04/30/2008: A Bayesian Decision Theoretic Framework for the Detection of Spatial Clustering of Non-Infectious Diseases

Albert Kim

Often media reports of a large number of cases of a disease within a small geographic area stoke public demand for investigation by health officials. The detection of such spatial clustering of diseases can be cast as a statistical problem for which numerous methodologies have been developed.

One popular method is the method of Kulldorff where multiple circles (whose radii are defined by population size) are superimposed onto a map of the study region. For each circle, the observed number of cases is compared to the expected number of cases, with circles with more cases than expected being labeled as potential clusters. Measures of the statistical significance of the excesses are obtained via Monte Carlo simulation under the null hypothesis. However, this method is frequentist in nature and hence suffers from drawbacks due to miscalibration of p-values and multiple testing.
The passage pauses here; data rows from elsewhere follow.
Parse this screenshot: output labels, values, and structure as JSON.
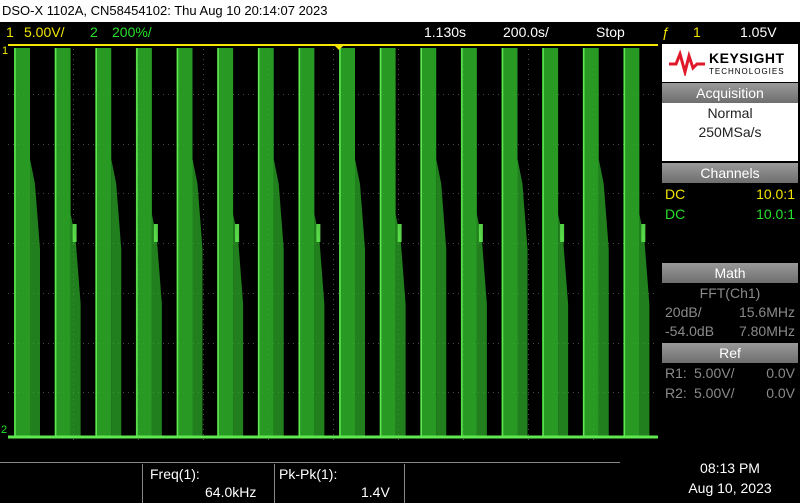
{
  "title_bar": {
    "text": "DSO-X 1102A, CN58454102: Thu Aug 10 20:14:07 2023"
  },
  "status_bar": {
    "ch1_number": "1",
    "ch1_scale": "5.00V/",
    "ch2_number": "2",
    "ch2_scale": "200%/",
    "time_delay": "1.130s",
    "time_scale": "200.0s/",
    "run_state": "Stop",
    "trigger_icon": "trigger-rising-edge-icon",
    "trigger_symbol": "ƒ",
    "trigger_channel": "1",
    "trigger_level": "1.05V"
  },
  "display": {
    "ch1_marker": "1",
    "ch2_marker": "2",
    "pulse_count": 16,
    "colors": {
      "ch1": "#f2e600",
      "ch2": "#27e02c",
      "grid": "#4a4a4a",
      "trace": "#2fb52a",
      "trace_bright": "#5fe84f"
    }
  },
  "panel": {
    "logo": {
      "brand": "KEYSIGHT",
      "subtitle": "TECHNOLOGIES"
    },
    "acquisition": {
      "header": "Acquisition",
      "mode": "Normal",
      "rate": "250MSa/s"
    },
    "channels": {
      "header": "Channels",
      "rows": [
        {
          "coupling": "DC",
          "probe": "10.0:1"
        },
        {
          "coupling": "DC",
          "probe": "10.0:1"
        }
      ]
    },
    "math": {
      "header": "Math",
      "function": "FFT(Ch1)",
      "row1_left": "20dB/",
      "row1_right": "15.6MHz",
      "row2_left": "-54.0dB",
      "row2_right": "7.80MHz"
    },
    "ref": {
      "header": "Ref",
      "r1_label": "R1:",
      "r1_scale": "5.00V/",
      "r1_offset": "0.0V",
      "r2_label": "R2:",
      "r2_scale": "5.00V/",
      "r2_offset": "0.0V"
    }
  },
  "measurements": {
    "freq_label": "Freq(1):",
    "freq_value": "64.0kHz",
    "pkpk_label": "Pk-Pk(1):",
    "pkpk_value": "1.4V"
  },
  "clock": {
    "time": "08:13 PM",
    "date": "Aug 10, 2023"
  }
}
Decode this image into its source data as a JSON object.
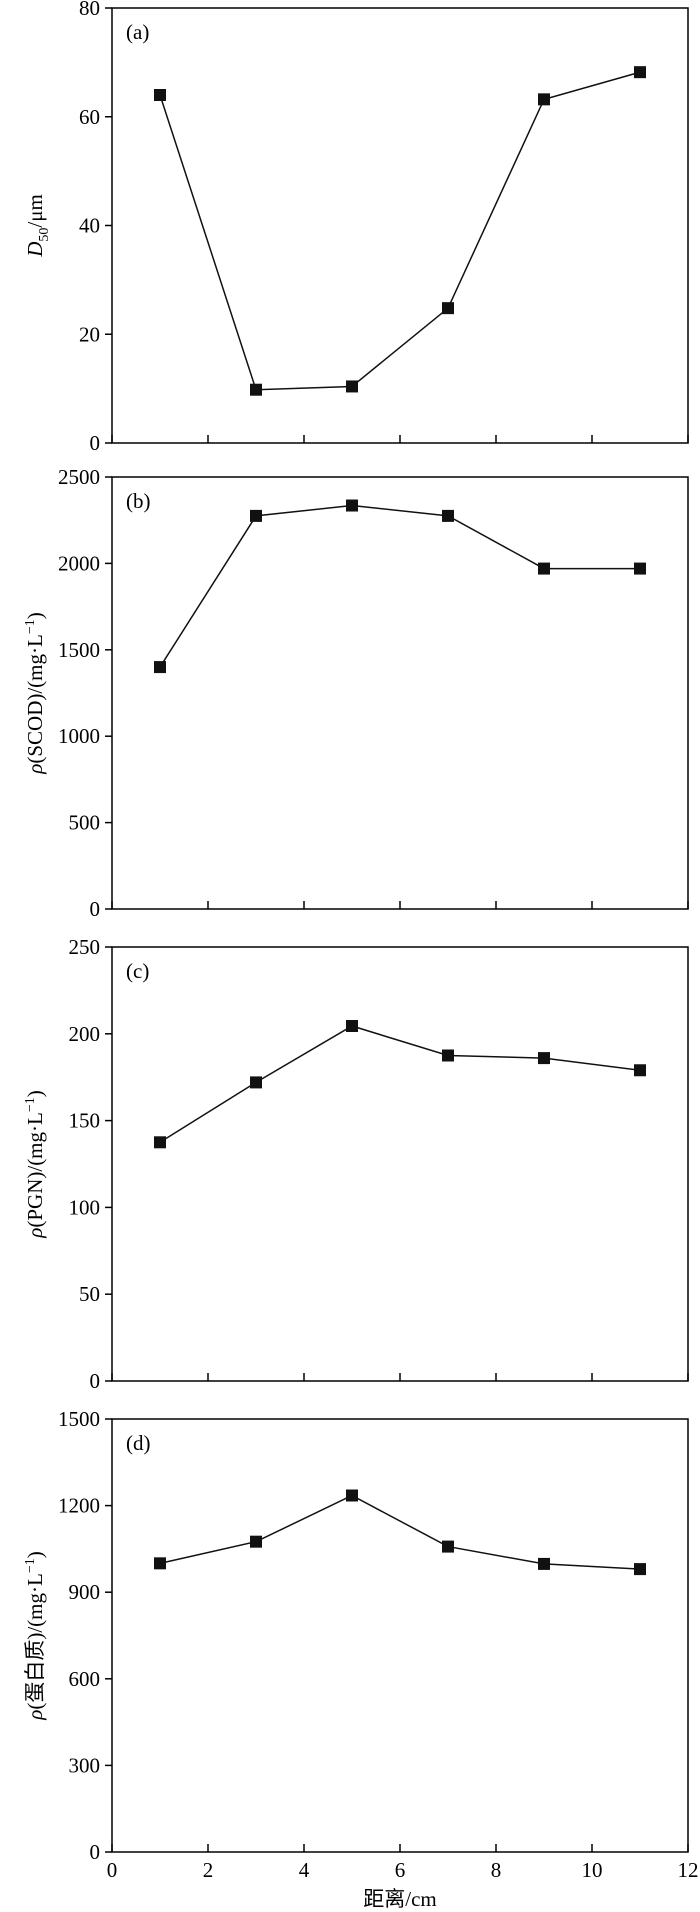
{
  "chart_data": [
    {
      "type": "line",
      "panel_label": "(a)",
      "ylabel_parts": {
        "main": "D",
        "sub": "50",
        "rest": "/μm"
      },
      "x": [
        1,
        3,
        5,
        7,
        9,
        11
      ],
      "values": [
        64,
        9.8,
        10.4,
        24.8,
        63.2,
        68.2
      ],
      "xlim": [
        0,
        12
      ],
      "ylim": [
        0,
        80
      ],
      "xticks": [
        0,
        2,
        4,
        6,
        8,
        10,
        12
      ],
      "yticks": [
        0,
        20,
        40,
        60,
        80
      ],
      "ytick_labels": [
        "0",
        "20",
        "40",
        "60",
        "80"
      ],
      "marker": "square",
      "color": "#111111",
      "grid": false
    },
    {
      "type": "line",
      "panel_label": "(b)",
      "ylabel_parts": {
        "main": "ρ",
        "rest": "(SCOD)/(mg·L",
        "sup": "−1",
        "close": ")"
      },
      "x": [
        1,
        3,
        5,
        7,
        9,
        11
      ],
      "values": [
        1400,
        2275,
        2335,
        2275,
        1970,
        1970
      ],
      "xlim": [
        0,
        12
      ],
      "ylim": [
        0,
        2500
      ],
      "xticks": [
        0,
        2,
        4,
        6,
        8,
        10,
        12
      ],
      "yticks": [
        0,
        500,
        1000,
        1500,
        2000,
        2500
      ],
      "ytick_labels": [
        "0",
        "500",
        "1000",
        "1500",
        "2000",
        "2500"
      ],
      "marker": "square",
      "color": "#111111",
      "grid": false
    },
    {
      "type": "line",
      "panel_label": "(c)",
      "ylabel_parts": {
        "main": "ρ",
        "rest": "(PGN)/(mg·L",
        "sup": "−1",
        "close": ")"
      },
      "x": [
        1,
        3,
        5,
        7,
        9,
        11
      ],
      "values": [
        137.5,
        172,
        204.5,
        187.5,
        186,
        179
      ],
      "xlim": [
        0,
        12
      ],
      "ylim": [
        0,
        250
      ],
      "xticks": [
        0,
        2,
        4,
        6,
        8,
        10,
        12
      ],
      "yticks": [
        0,
        50,
        100,
        150,
        200,
        250
      ],
      "ytick_labels": [
        "0",
        "50",
        "100",
        "150",
        "200",
        "250"
      ],
      "marker": "square",
      "color": "#111111",
      "grid": false
    },
    {
      "type": "line",
      "panel_label": "(d)",
      "ylabel_parts": {
        "main": "ρ",
        "rest": "(蛋白质)/(mg·L",
        "sup": "−1",
        "close": ")"
      },
      "xlabel": "距离/cm",
      "x": [
        1,
        3,
        5,
        7,
        9,
        11
      ],
      "values": [
        1000,
        1075,
        1235,
        1058,
        998,
        980
      ],
      "xlim": [
        0,
        12
      ],
      "ylim": [
        0,
        1500
      ],
      "xticks": [
        0,
        2,
        4,
        6,
        8,
        10,
        12
      ],
      "xtick_labels": [
        "0",
        "2",
        "4",
        "6",
        "8",
        "10",
        "12"
      ],
      "yticks": [
        0,
        300,
        600,
        900,
        1200,
        1500
      ],
      "ytick_labels": [
        "0",
        "300",
        "600",
        "900",
        "1200",
        "1500"
      ],
      "marker": "square",
      "color": "#111111",
      "grid": false
    }
  ]
}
04/23/2008: A semi-parametric regression approach for time-dependent ROC curve using non-parametric transformation model

Nan Hu

Receiver operating characteristic (ROC) curves are commonly used for visualizing sensitivity and specificity of a continuous biomarker (or diagnostic test result), Y, for a binary disease outcome D. In practice, however, many disease outcomes depend on time. Therefore it is appropriate to derive the corresponding ROC curves that changes as a function of time. Recently, the ROC analysis has been extended to the time-to-event outcome data, including the nonparametric propose approach by Heagerty et.al (2000), and semi-parametric approach by Heagerty and Zheng (2005). However, none of these approaches incorporate covariates, and cannot be used to estimate time-dependent ROC curves adjusted for covariates. More recently, Song and Zhou (2008) proposed a semi-parametric regression approach for covariate-specific ROC curve for time-to-event outcome, but their method has strong assumption of proportionality in hazard. In this study, I propose a new semi-parametric method for estimating the time-dependent ROC curve based on non-parametric transformation model of event time. Since the transformation model neither assumes the distribution of error term, nor requires the specification the transformation function (other than the requirement of monotonicity), the proposed approach is more general and has a large extend of flexibility in model specification.
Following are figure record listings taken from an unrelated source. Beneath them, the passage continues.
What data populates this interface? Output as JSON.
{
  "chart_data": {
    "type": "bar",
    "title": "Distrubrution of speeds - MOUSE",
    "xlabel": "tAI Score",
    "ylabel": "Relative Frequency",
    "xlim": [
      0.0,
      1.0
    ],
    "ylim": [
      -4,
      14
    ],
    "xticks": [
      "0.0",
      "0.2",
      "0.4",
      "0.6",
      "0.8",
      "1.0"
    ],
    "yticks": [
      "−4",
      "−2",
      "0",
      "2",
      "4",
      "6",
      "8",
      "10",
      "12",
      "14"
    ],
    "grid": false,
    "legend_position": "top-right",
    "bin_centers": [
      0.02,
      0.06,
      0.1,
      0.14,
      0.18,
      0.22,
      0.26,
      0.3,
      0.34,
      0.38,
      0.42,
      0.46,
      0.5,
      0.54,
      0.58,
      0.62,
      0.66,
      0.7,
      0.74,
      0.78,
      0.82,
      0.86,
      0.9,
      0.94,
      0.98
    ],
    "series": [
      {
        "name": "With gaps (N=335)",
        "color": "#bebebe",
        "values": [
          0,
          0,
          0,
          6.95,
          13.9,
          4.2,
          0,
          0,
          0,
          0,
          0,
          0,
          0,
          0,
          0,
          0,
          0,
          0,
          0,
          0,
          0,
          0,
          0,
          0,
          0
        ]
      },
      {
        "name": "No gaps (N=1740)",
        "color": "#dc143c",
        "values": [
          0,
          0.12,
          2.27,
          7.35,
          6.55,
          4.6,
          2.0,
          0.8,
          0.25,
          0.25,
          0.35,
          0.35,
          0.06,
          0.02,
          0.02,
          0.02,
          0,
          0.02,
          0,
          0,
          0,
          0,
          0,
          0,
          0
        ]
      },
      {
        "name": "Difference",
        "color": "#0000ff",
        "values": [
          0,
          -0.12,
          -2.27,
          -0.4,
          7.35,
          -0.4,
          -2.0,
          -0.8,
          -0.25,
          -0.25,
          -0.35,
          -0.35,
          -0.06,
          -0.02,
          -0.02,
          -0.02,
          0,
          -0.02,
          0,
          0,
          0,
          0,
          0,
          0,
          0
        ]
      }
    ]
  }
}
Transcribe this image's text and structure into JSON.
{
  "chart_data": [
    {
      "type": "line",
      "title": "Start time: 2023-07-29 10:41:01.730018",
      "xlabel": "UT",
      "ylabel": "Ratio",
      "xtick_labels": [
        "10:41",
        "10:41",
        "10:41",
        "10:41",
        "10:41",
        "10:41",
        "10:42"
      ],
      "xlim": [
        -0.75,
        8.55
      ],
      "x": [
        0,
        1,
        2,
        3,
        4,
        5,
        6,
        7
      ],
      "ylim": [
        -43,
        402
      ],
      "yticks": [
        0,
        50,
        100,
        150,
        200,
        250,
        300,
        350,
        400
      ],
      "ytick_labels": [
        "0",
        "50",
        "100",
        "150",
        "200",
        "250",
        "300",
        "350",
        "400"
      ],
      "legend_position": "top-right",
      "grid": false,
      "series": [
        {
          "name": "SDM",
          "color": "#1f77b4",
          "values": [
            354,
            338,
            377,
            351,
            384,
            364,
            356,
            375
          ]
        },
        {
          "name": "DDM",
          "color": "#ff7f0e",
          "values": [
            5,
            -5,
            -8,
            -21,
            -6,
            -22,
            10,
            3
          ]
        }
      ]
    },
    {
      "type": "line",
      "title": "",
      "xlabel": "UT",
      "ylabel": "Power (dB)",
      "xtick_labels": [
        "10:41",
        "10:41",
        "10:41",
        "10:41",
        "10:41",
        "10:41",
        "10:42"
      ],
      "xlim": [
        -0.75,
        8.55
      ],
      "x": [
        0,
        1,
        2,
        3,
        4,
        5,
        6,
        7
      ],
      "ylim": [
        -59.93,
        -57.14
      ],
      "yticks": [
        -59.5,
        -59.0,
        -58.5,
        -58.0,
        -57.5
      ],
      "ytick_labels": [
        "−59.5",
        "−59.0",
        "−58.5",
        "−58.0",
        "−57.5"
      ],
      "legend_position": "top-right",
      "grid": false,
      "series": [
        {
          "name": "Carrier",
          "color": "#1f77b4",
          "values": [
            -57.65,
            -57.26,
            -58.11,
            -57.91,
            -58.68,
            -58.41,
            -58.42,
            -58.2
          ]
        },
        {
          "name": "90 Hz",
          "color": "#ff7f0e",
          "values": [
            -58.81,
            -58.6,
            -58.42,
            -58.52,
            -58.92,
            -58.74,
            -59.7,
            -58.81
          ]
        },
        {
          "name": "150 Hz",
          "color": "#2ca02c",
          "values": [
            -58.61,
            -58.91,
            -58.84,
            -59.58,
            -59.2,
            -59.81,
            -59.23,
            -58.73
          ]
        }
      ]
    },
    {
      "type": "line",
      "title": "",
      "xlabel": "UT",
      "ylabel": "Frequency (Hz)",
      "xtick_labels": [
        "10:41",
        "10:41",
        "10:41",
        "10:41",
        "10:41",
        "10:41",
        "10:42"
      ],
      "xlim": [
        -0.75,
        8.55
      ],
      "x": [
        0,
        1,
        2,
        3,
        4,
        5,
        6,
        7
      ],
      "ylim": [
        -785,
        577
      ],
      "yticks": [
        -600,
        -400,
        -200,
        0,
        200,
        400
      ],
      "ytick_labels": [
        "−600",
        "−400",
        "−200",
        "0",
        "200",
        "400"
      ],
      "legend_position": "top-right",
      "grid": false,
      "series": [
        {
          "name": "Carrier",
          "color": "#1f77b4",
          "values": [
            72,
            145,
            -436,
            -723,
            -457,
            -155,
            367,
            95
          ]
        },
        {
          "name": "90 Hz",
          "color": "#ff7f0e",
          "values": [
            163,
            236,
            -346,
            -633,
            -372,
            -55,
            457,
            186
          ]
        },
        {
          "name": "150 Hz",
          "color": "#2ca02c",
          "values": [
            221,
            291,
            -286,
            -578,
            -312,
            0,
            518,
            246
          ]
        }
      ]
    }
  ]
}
04/16/2008: Estimating ROC curves in the presence of covariates

Bharat Rajan

Receiver operating characteristic (ROC) curves are commonly used statistical tools to study the classification accuracy of diagnostic tests for ordinal-scale rating data. ROC curves can be estimated using either a discrete or a smooth ROC curve, with latter being preferred. Several methods based on binormal ROC form have been proposed in the literature to estimate a smooth ROC curve. However, most commonly used methods do not work in the presence of covariates, fail with degenerate data, or make strong assumptions. In this paper, we propose a new semi-parametric direct regression method with a general link function to estimate a smooth ROC curve in presence of covariates that works with degenerate data. The area under the curve (AUC) is one of the well-accepted summary measure for assessing the overall accuracy of the ROC curve. Methods currently used, estimate the AUC indirectly by first estimating the parameters of the ROC curve, leading to several nuisance parameters, and loss in efficiency, with no clear interpretation in terms of the AUC. We also propose a new regression for the non-parametric AUC measure of ordinal-scale tests in presence of discrete and continuous covariates, which works even with degenerate datasets. Simulation studies using different ROC models were used to compare the new methods with existing methods in terms of integrated bias and integrated mean square error over the entire ROC curve for the ROC regression, and percent bias and mean square error for the AUC regression. The results from the simulation studies suggest that the proposed methods has smaller bias and mean square error compared to other methods, and works well in the presence of covariates and with degenerate data. The proposed method were applied to the carotid vessel study and staging of prostate cancer study to investigate the effects of covariate on the AUC values and ROC curve.

04/09/2008: Panel Discussion – Finding a Thesis Adviser/Topic

This week will feature a panel discussion and question/answer session about the sometimes intimidating process of finding a thesis adviser/topic. The event will be students-only, and home-baked brownies will be provided; don’t miss out!

04/02/2008: HIV-1 genetic diversity in the female genital tract

David Lockhart

The HIV infecting two tissues in the body may represent a single randomly mixing population or may be compartmentalized into reproductively isolated groups.  We examine local variation within 3 siteson the cervix relative to the blood of 8 women. Genetic diversity in the two compartments were compared using the pooled means test of Gilbert & Rossini. Compartmentalization was determined using the permutation method of Slatkin & Maddison. Homogeneity of viral sequences from the different cervical sites was examined using randomization tests.  We hypothesize that apparent compartmentalization occurs as a result of bursts of monoclonal replication. We defined a burst as 5 or more sequences each within a distance of .01 of each other. Identification of such bursts requires the enumeration of maximal cliques of a graph of their relationships. This enumeration is computationally intensive, but Du et al give an algorithm that works well for sparse graphs.